Solve the equation $\sqrt{6+3\sqrt2} = \sqrt a + \sqrt b$, writing a and b in the form $a + b\sqrt c$.

The answer starts by squaring both sides and then equating the parts with square roots.

$a + b = 6$ and $2\sqrt{ab} = 3\sqrt2$

I don't understand why they assume that $a + b$ is equal to $6$ because neither $a$ nor $b$ appear to be rational.

Are you supposed to assume that $a$ and $b$ have the same $b\sqrt c$ term because it doesn't ask for multiple solutions?

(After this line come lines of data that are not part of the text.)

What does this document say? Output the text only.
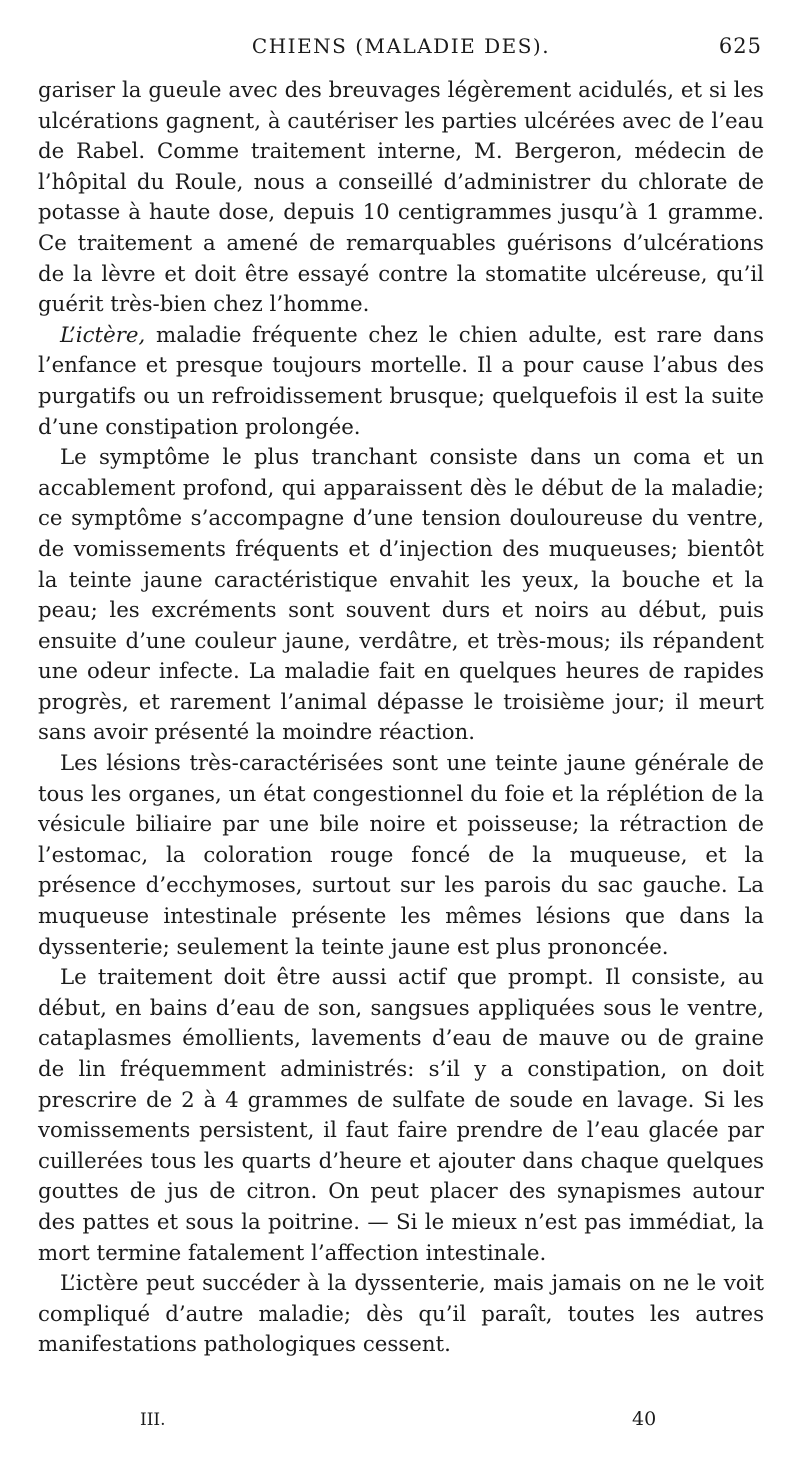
CHIENS (MALADIE DES).	625

gariser la gueule avec des breuvages légèrement acidulés, et si les ulcérations gagnent, à cautériser les parties ulcérées avec de l’eau de Rabel. Comme traitement interne, M. Bergeron, médecin de l’hôpital du Roule, nous a conseillé d’administrer du chlorate de potasse à haute dose, depuis 10 centigrammes jusqu’à 1 gramme. Ce traitement a amené de remarquables guérisons d’ulcérations de la lèvre et doit être essayé contre la stomatite ulcéreuse, qu’il guérit très-bien chez l’homme.

L’ictère, maladie fréquente chez le chien adulte, est rare dans l’enfance et presque toujours mortelle. Il a pour cause l’abus des purgatifs ou un refroidissement brusque; quelquefois il est la suite d’une constipation prolongée.

Le symptôme le plus tranchant consiste dans un coma et un accablement profond, qui apparaissent dès le début de la maladie; ce symptôme s’accompagne d’une tension douloureuse du ventre, de vomissements fréquents et d’injection des muqueuses; bientôt la teinte jaune caractéristique envahit les yeux, la bouche et la peau; les excréments sont souvent durs et noirs au début, puis ensuite d’une couleur jaune, verdâtre, et très-mous; ils répandent une odeur infecte. La maladie fait en quelques heures de rapides progrès, et rarement l’animal dépasse le troisième jour; il meurt sans avoir présenté la moindre réaction.

Les lésions très-caractérisées sont une teinte jaune générale de tous les organes, un état congestionnel du foie et la réplétion de la vésicule biliaire par une bile noire et poisseuse; la rétraction de l’estomac, la coloration rouge foncé de la muqueuse, et la présence d’ecchymoses, surtout sur les parois du sac gauche. La muqueuse intestinale présente les mêmes lésions que dans la dyssenterie; seulement la teinte jaune est plus prononcée.

Le traitement doit être aussi actif que prompt. Il consiste, au début, en bains d’eau de son, sangsues appliquées sous le ventre, cataplasmes émollients, lavements d’eau de mauve ou de graine de lin fréquemment administrés: s’il y a constipation, on doit prescrire de 2 à 4 grammes de sulfate de soude en lavage. Si les vomissements persistent, il faut faire prendre de l’eau glacée par cuillerées tous les quarts d’heure et ajouter dans chaque quelques gouttes de jus de citron. On peut placer des synapismes autour des pattes et sous la poitrine. — Si le mieux n’est pas immédiat, la mort termine fatalement l’affection intestinale.

L’ictère peut succéder à la dyssenterie, mais jamais on ne le voit compliqué d’autre maladie; dès qu’il paraît, toutes les autres manifestations pathologiques cessent.

III.	40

The answers they give are: $a=3\pm\dfrac{3\sqrt2}{2}$, $b=3\pm\dfrac{3\sqrt2}{2}$

• The question seems to be badly posed, obviously one possible answer is $a=6+3\sqrt2$, $b=0$. – David Nov 22 '17 at 1:21
• This is just a question in a practise paper so they're not too concerned with correctness. I've added the answers they gave. – Zac Pullar-Strecker Nov 22 '17 at 1:26
• @ZacPullar-Strecker As David points out the question is badly posed. There are many correct answers, not just the two they list. I think you should ask your teacher for clarification. – Malcolm Nov 22 '17 at 1:43
• @Malcolm Yeah I see what you mean, thanks! – Zac Pullar-Strecker Nov 22 '17 at 1:52

If $a$ and $b$ are required to be integers, then you can equate the parts.
If not, then, for any $6+3\sqrt2 \ge a> 0$, you can set $b =(\sqrt{6+3\sqrt2} - \sqrt a)^2$.